VC/Investors funding for FinTech sector in the UAE is poised for significant growth, with predictions that it could reach $2.8 billion by the year 2028. This optimistic outlook is driven by several factors, including the UAE’s robust economy and the favorable environment for fintech innovation.

UnaFinancial, a fintech company backed by Singapore, formerly known as Robocash Group, has conducted an analysis and forecasts that fintech funding in the UAE will follow an upward trajectory. Specifically, it is anticipated to increase from $1.7 billion in 2022 to $1.8 billion in 2023 and eventually reach $2.8 billion by 2028.

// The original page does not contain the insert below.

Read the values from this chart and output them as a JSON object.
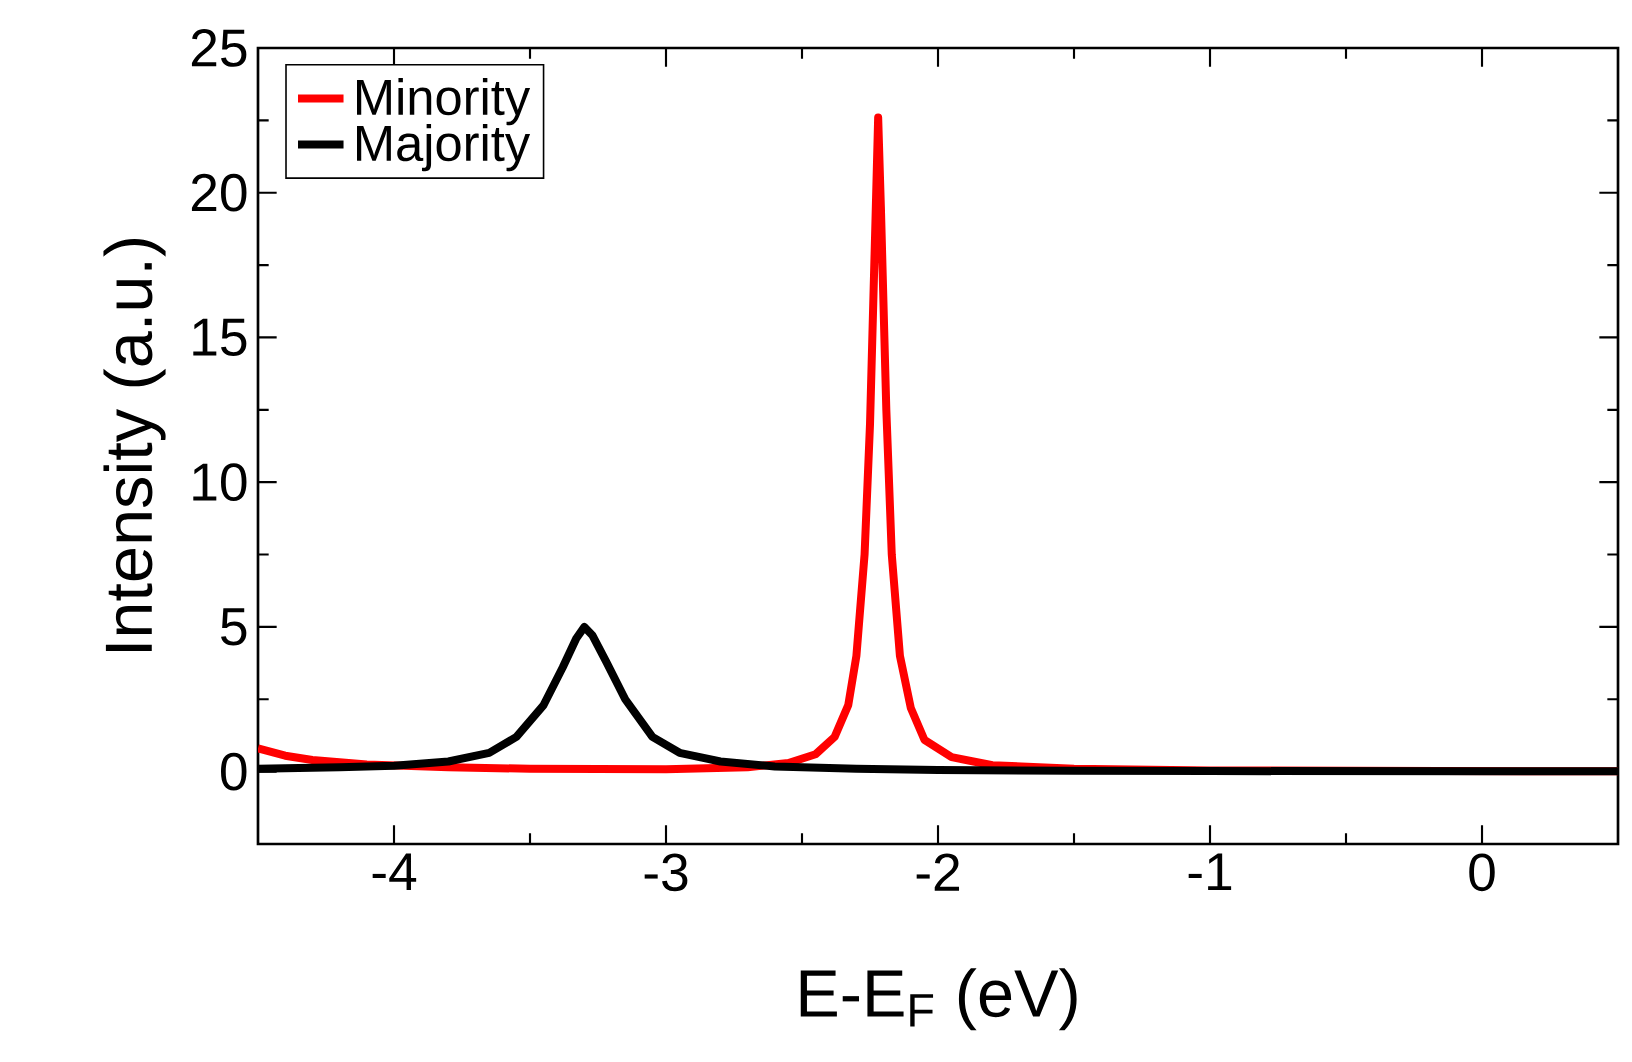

In addition to the surge in funding, the number of fintech start-ups in the UAE is expected to experience substantial growth. UnaFinancial’s analysis, based on data from Tracxn, indicates that the number of fintech start-ups will more than triple during this period. Starting at 163 in 2022, the count is projected to rise to 200 in 2023 and further expand to 531 by 2028.

Several factors contribute to this favorable fintech landscape in the UAE. One key factor is the presence of a wide range of multidisciplinary free zones that facilitate the establishment of businesses. These free zones offer an environment conducive to fintech innovation and expansion. Additionally, the UAE provides special visa categories designed to attract investors and start-up owners, further incentivizing entrepreneurship and fostering an environment conducive to fintech growth.

In conclusion, the UAE’s fintech sector is on a trajectory of remarkable growth, with predictions indicating substantial increases in funding and the number of fintech start-ups over the coming years. This positive outlook is underpinned by the nation’s strong economy, supportive policies, and an environment conducive to innovation and entrepreneurship. As fintech continues to gain prominence globally, the UAE is positioning itself as a hub for fintech innovation and investment.